On one hand, I feel that the style of writing is purposeful; if I were to imagine a batty Victorian, this is, perhaps, what I would imagine. The concept was highly intriguing, as I have immediate family members who have mental illness, and can certainly relate to some of the manners of speech and observances the character has. However, the problem is that the form is extremely overdone, making it difficult to read through and, I would suppose, highly inaccessible for any but the most patient and diligent of readers.
As a side note, this book reminded me of Cloud Atlas's Timothy Cavendish.
What it was like to be locked away in an asylum by a Victorian barrister.

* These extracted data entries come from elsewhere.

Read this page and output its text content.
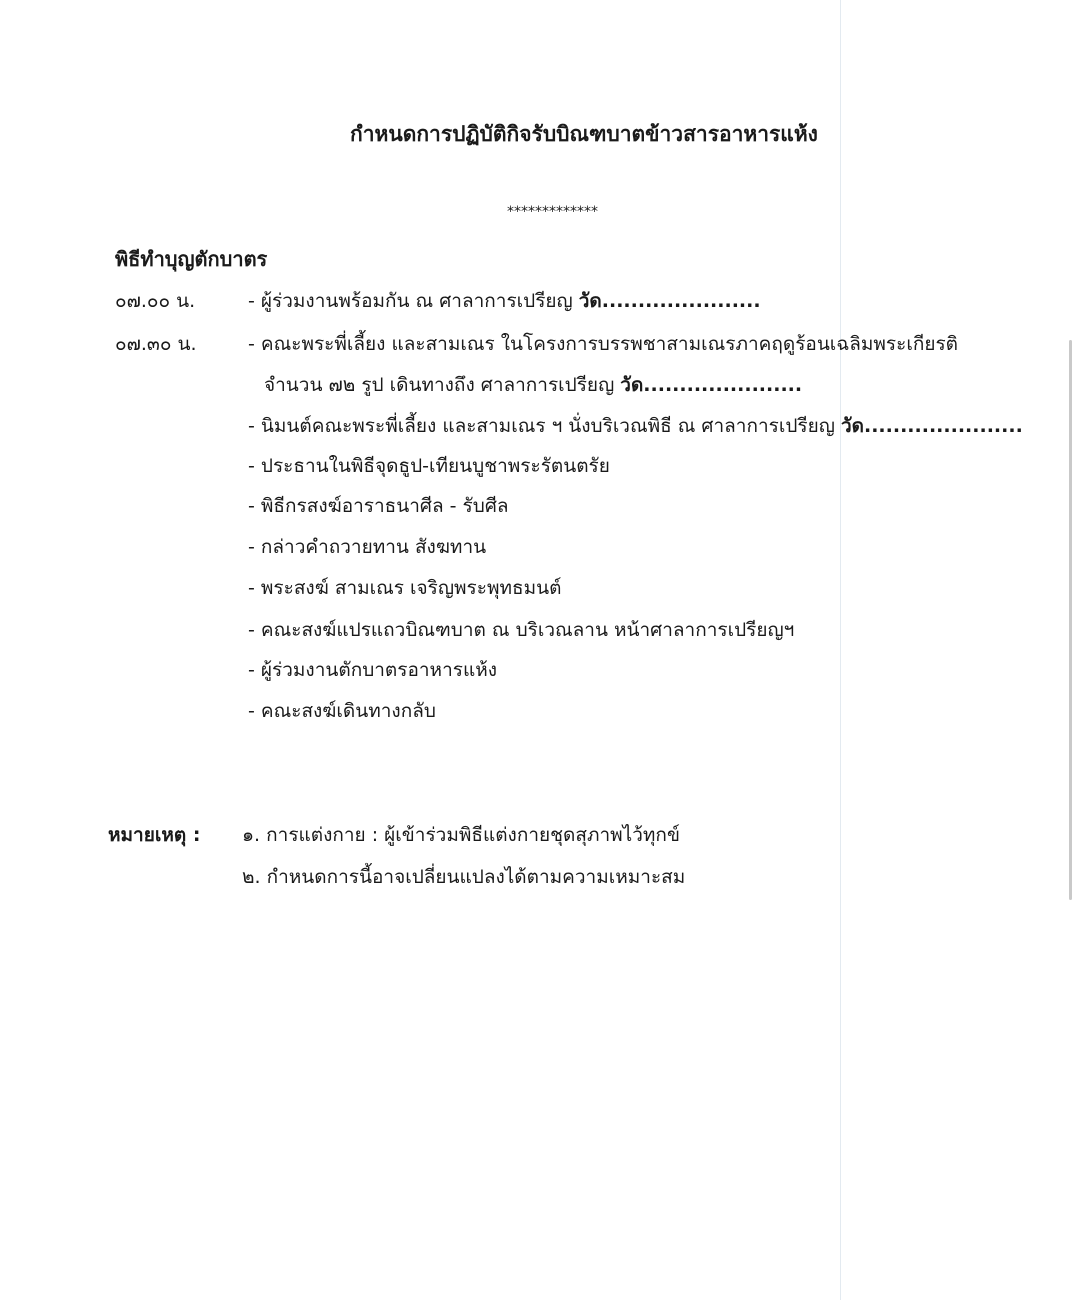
กำหนดการปฏิบัติกิจรับบิณฑบาตข้าวสารอาหารแห้ง
*************
พิธีทำบุญตักบาตร
๐๗.๐๐ น.	- ผู้ร่วมงานพร้อมกัน ณ ศาลาการเปรียญ วัด......................
๐๗.๓๐ น.	- คณะพระพี่เลี้ยง และสามเณร ในโครงการบรรพชาสามเณรภาคฤดูร้อนเฉลิมพระเกียรติ
จำนวน ๗๒ รูป เดินทางถึง ศาลาการเปรียญ วัด......................
- นิมนต์คณะพระพี่เลี้ยง และสามเณร ฯ นั่งบริเวณพิธี ณ ศาลาการเปรียญ วัด......................
- ประธานในพิธีจุดธูป-เทียนบูชาพระรัตนตรัย
- พิธีกรสงฆ์อาราธนาศีล - รับศีล
- กล่าวคำถวายทาน สังฆทาน
- พระสงฆ์ สามเณร เจริญพระพุทธมนต์
- คณะสงฆ์แปรแถวบิณฑบาต ณ บริเวณลาน หน้าศาลาการเปรียญฯ
- ผู้ร่วมงานตักบาตรอาหารแห้ง
- คณะสงฆ์เดินทางกลับ
หมายเหตุ : ๑. การแต่งกาย : ผู้เข้าร่วมพิธีแต่งกายชุดสุภาพไว้ทุกข์
๒. กำหนดการนี้อาจเปลี่ยนแปลงได้ตามความเหมาะสม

He claimed his friends put him away and it was hell, as he regarded himself as sane. I'm not too sure. Most of it is about how sane he was and how bad it was inside there. It still seemed better than today's public mental hospitals in many ways. Still, a good insight into a Victorian private lunatic asylum, if you can get past the Latin phrases and contemporary language. Vivid descriptions of the characters inside with him.